Bellabeat is a high-tech company founded in 2013 that manufactures health-focused smart products for women. The collection of data on activity, sleep, stress, and reproductive health has allowed Bellabeat to empower women with knowledge about their health and daily habits. The company has 5 products: bellabeat app, leaf, time, spring and bellabeat membership. Our team has been asked to analyse smart device data to gain insight into how consumers are using their gadgets. The insights of this analysis will help to guide Bellabeat’s marketing strategy.
Analise a given data set and present some recommendations to improve Bellabeat’s marketing strategy.
This data set has 2 main limitations: only 30 users and their data was collected from March to May of 2016 which is a short time frame.
library(tidyverse)
## ── Attaching packages ─────────────────────────────────────── tidyverse 1.3.2 ──
## ✔ ggplot2 3.4.0 ✔ purrr 1.0.0
## ✔ tibble 3.1.8 ✔ dplyr 1.0.10
## ✔ tidyr 1.2.1 ✔ stringr 1.5.0
## ✔ readr 2.1.3 ✔ forcats 0.5.2
## ── Conflicts ────────────────────────────────────────── tidyverse_conflicts() ──
## ✖ dplyr::filter() masks stats::filter()

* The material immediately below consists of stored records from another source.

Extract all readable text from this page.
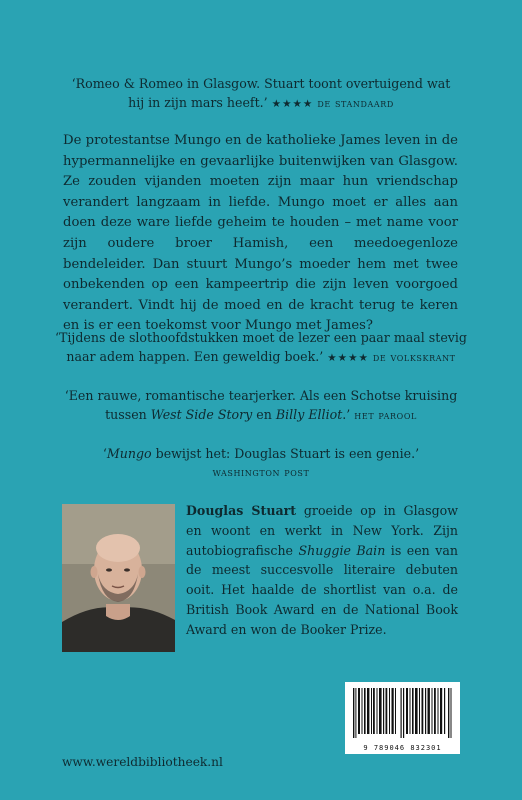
‘Romeo & Romeo in Glasgow. Stuart toont overtuigend wat
hij in zijn mars heeft.’ ★★★★ de standaard
De protestantse Mungo en de katholieke James leven in de hypermannelijke en gevaarlijke buitenwijken van Glasgow. Ze zouden vijanden moeten zijn maar hun vriendschap verandert langzaam in liefde. Mungo moet er alles aan doen deze ware liefde geheim te houden – met name voor zijn oudere broer Hamish, een meedoegenloze bendeleider. Dan stuurt Mungo’s moeder hem met twee onbekenden op een kampeertrip die zijn leven voorgoed verandert. Vindt hij de moed en de kracht terug te keren en is er een toekomst voor Mungo met James?
‘Tijdens de slothoofdstukken moet de lezer een paar maal stevig
naar adem happen. Een geweldig boek.’ ★★★★ de volkskrant
‘Een rauwe, romantische tearjerker. Als een Schotse kruising
tussen West Side Story en Billy Elliot.’ het parool
‘Mungo bewijst het: Douglas Stuart is een genie.’
washington post
Douglas Stuart groeide op in Glasgow en woont en werkt in New York. Zijn autobiografische Shuggie Bain is een van de meest succesvolle literaire debuten ooit. Het haalde de shortlist van o.a. de British Book Award en de National Book Award en won de Booker Prize.
9 789046 832301
www.wereldbibliotheek.nl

## ✖ dplyr::lag() masks stats::lag()
library(lubridate)
## Loading required package: timechange
##
## Attaching package: 'lubridate'
##
## The following objects are masked from 'package:base':
##
## date, intersect, setdiff, union
library(dplyr)
library(ggplot2)
library(tidyr)
I have already set my working directory.
dailyActivity_merged <- read_csv("Fitbit_Fitness_Tracker/dailyActivity_merged.csv")
## Rows: 940 Columns: 15
## ── Column specification ────────────────────────────────────────────────────────
## Delimiter: ","
## chr (1): ActivityDate
## dbl (14): Id, TotalSteps, TotalDistance, TrackerDistance, LoggedActivitiesDi...
##
## ℹ Use `spec()` to retrieve the full column specification for this data.

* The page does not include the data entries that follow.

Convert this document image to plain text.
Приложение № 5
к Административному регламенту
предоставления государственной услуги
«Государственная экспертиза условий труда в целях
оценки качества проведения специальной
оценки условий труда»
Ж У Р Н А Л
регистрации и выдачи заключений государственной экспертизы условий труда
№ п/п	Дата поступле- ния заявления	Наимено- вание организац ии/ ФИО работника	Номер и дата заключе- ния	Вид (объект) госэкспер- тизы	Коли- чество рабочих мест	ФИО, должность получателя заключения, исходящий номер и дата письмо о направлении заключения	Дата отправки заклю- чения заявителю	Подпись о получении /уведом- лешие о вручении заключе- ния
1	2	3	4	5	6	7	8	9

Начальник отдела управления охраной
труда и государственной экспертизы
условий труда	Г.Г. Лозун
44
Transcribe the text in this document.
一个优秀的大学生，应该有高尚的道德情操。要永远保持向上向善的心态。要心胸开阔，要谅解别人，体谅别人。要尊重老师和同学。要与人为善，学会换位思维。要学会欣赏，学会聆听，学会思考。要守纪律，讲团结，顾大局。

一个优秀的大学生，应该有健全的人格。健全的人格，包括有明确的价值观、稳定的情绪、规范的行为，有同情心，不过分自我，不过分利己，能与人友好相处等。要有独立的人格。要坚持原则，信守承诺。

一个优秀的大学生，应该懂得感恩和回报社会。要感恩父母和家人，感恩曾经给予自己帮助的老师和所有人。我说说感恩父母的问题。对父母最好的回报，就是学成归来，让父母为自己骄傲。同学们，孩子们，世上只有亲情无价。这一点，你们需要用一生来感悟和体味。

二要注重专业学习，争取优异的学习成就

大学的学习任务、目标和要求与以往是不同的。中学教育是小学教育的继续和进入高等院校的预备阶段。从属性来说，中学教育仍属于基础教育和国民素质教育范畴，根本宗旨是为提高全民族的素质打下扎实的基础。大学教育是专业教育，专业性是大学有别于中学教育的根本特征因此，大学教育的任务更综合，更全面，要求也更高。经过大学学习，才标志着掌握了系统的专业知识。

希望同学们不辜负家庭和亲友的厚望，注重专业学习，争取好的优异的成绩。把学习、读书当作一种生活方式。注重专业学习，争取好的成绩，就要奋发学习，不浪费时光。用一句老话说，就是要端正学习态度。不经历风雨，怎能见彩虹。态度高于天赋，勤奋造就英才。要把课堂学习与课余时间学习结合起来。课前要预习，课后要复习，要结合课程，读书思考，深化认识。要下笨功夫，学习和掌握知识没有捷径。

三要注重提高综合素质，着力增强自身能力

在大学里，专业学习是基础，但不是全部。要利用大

## ℹ Specify the column types or set `show_col_types = FALSE` to quiet this message.
Activity <- dailyActivity_merged
HeartRate <- read_csv("Fitbit_Fitness_Tracker/heartrate_seconds_merged.csv")
## Rows: 2483658 Columns: 3
## ── Column specification ────────────────────────────────────────────────────────
## Delimiter: ","
## chr (1): Time
## dbl (2): Id, Value
##
## ℹ Use `spec()` to retrieve the full column specification for this data.
## ℹ Specify the column types or set `show_col_types = FALSE` to quiet this message.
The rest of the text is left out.